Le futur réseau d’adduction d’eau potable de Timbi Madina sera réalisé en quatre phases et devrait couvrir un rayon d’environ 50 kilomètres. Le projet est majoritairement financé par Hamap Humanitaire France. La cheffe de projet accès à l’eau et assainissement de l’ONG, Tamara Audonnet, a précisé que 200 000 euros sont déjà sécurisés grâce au soutien du Syndicat des eaux d’Île-de-France. « Nous prévoyons déjà plus de 20 kilomètres de réseau pour les premières phases. C’est un projet qui nécessitera plusieurs années de travail ainsi qu’une forte mobilisation des populations et des autorités locales », a-t-elle souligné.

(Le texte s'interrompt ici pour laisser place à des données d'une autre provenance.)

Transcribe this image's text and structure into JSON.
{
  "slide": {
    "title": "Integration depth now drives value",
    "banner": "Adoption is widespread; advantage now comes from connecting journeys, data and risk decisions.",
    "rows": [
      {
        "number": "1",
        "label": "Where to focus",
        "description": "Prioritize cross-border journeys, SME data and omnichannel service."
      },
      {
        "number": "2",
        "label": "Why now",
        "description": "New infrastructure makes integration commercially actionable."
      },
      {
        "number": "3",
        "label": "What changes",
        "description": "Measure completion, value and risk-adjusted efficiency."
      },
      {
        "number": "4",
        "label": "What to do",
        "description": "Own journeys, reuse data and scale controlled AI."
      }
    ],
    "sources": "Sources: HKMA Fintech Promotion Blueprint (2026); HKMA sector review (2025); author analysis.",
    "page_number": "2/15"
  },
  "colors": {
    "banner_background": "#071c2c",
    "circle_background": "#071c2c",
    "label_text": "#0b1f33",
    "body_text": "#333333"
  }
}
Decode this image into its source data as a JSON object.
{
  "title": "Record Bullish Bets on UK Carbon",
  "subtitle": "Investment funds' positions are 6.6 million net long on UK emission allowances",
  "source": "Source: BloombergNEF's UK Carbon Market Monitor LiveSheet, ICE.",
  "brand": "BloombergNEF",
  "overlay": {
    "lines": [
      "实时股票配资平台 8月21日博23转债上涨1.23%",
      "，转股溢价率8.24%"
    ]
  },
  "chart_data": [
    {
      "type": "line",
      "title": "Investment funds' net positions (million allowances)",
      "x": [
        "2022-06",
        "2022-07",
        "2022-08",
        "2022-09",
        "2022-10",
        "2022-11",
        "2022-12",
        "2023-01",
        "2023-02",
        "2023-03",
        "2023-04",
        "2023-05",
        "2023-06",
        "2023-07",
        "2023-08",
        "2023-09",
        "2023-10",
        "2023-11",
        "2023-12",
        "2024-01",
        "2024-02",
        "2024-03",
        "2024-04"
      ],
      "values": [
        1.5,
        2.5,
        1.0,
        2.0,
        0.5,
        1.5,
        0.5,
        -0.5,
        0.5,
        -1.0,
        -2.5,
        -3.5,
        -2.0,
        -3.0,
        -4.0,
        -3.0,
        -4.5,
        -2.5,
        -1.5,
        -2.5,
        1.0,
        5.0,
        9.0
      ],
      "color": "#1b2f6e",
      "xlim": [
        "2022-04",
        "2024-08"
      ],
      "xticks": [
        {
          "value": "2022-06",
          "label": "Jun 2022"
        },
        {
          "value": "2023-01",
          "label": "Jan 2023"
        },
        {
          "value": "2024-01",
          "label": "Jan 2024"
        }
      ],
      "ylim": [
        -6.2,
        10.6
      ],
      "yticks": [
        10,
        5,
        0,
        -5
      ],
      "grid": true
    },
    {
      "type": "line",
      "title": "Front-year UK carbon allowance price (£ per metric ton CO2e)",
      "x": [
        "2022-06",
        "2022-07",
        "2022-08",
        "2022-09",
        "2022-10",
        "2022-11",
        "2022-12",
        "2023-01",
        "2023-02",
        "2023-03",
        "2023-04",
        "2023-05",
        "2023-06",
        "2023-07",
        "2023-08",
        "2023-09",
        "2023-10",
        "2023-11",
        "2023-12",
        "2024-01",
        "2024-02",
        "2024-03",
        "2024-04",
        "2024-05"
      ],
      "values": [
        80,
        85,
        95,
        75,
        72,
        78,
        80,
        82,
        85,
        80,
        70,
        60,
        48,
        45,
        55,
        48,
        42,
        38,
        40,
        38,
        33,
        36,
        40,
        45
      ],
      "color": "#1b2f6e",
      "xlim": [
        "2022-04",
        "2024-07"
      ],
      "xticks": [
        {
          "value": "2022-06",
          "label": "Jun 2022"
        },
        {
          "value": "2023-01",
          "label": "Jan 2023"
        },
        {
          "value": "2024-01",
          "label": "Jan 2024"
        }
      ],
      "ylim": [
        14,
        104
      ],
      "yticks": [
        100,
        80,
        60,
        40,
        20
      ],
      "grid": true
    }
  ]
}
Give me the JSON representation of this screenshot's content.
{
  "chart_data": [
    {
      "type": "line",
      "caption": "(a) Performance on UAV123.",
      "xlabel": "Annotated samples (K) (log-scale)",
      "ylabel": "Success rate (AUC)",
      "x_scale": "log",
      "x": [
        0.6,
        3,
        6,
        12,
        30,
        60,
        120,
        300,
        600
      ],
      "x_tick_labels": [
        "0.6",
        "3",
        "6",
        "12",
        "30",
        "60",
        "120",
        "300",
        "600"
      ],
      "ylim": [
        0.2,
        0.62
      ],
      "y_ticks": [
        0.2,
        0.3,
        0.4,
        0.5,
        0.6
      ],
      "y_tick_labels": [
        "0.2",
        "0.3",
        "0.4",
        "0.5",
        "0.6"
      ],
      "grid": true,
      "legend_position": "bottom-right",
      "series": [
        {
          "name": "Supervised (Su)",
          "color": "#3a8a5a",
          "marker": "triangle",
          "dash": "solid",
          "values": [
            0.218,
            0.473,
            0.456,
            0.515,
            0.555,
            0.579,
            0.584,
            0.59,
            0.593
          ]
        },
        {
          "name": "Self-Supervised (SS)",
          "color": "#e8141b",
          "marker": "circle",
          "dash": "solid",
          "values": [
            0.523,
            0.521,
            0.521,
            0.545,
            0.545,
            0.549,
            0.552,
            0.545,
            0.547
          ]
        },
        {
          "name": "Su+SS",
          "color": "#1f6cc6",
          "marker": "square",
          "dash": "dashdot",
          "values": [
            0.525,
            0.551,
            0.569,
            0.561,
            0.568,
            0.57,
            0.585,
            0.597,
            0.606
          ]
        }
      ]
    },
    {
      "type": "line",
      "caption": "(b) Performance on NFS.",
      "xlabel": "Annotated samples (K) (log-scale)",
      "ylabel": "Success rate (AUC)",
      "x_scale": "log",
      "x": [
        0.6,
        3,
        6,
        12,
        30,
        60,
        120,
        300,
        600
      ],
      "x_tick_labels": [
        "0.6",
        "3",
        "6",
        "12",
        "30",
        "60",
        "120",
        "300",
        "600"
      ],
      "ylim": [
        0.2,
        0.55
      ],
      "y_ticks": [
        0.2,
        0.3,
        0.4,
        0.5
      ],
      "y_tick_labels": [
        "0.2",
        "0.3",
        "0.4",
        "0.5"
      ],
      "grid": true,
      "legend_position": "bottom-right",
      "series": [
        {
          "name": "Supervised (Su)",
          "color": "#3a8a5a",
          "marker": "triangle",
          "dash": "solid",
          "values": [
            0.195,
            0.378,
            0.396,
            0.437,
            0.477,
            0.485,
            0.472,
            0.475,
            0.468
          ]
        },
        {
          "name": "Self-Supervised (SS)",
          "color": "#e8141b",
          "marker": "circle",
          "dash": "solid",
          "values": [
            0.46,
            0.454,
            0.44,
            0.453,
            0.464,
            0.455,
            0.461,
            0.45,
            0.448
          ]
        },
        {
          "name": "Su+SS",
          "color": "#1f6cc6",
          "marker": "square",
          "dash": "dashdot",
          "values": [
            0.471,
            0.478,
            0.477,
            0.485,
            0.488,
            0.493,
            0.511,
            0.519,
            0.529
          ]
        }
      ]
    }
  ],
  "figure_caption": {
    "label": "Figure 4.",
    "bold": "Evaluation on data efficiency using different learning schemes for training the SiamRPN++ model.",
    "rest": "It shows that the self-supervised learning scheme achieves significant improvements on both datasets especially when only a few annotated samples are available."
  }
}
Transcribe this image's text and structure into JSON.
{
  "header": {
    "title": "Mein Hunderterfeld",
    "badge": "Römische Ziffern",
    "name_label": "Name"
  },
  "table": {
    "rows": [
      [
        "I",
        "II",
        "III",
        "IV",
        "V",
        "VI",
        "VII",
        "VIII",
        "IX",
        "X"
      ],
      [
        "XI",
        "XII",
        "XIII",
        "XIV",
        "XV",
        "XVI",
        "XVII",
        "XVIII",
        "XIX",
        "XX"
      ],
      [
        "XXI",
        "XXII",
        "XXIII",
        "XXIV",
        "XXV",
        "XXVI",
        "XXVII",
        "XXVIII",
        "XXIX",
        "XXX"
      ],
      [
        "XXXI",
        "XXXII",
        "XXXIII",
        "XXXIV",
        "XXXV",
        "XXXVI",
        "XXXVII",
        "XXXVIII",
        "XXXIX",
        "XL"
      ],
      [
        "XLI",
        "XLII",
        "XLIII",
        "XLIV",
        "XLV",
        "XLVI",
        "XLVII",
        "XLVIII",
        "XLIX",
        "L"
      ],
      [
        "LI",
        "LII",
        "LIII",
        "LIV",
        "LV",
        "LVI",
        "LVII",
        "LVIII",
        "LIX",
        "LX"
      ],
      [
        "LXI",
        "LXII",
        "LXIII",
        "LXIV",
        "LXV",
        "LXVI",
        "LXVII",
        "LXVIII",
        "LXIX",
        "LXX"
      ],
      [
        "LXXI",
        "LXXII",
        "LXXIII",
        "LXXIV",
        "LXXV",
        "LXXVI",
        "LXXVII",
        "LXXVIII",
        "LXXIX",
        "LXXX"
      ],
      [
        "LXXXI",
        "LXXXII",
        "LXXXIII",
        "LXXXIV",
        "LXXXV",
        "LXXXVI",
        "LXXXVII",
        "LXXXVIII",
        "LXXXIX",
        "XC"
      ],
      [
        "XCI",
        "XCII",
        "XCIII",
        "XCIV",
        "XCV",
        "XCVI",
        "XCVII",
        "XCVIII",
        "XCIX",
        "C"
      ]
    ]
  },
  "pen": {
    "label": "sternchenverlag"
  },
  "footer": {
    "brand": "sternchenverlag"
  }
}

Afin d’assurer un meilleur suivi et la pérennité des infrastructures, un logiciel de gestion du service de l’eau sera également créé par la start-up guinéenne : TCM développera un système adapté aux réalités de Timbi Tounni et Timbi Madina.

« Une initiative exemplaire »

Pour l’ambassadeur de France, sa visite visait surtout à mettre en valeur l’initiative portée par la diaspora guinéenne : « Ce projet a changé la vie des communautés, particulièrement celle des femmes qui étaient chargées de la corvée d’eau. Il améliore la santé, libère du temps pour l’éducation et favorise les activités économiques ». Le diplomate français s’est félicité de l’implication des collectivités territoriales françaises et des ONG partenaires dans la concrétisation du projet. « C’est une intelligence collective qui apporte des solutions locales à des besoins essentiels », a conclu Luc Briard.

Au nom des bénéficiaires, Djénabou Diallo a exprimé sa gratitude envers Hamap Humanitaire et l’Association pour le développement de Timbi Tounni en France. Elle a promis de veiller à la préservation des acquis.

La cérémonie s’est achevée par des prières et des bénédictions formulées par les leaders religieux de Timbi Madina pour la réussite et la pérennité du projet.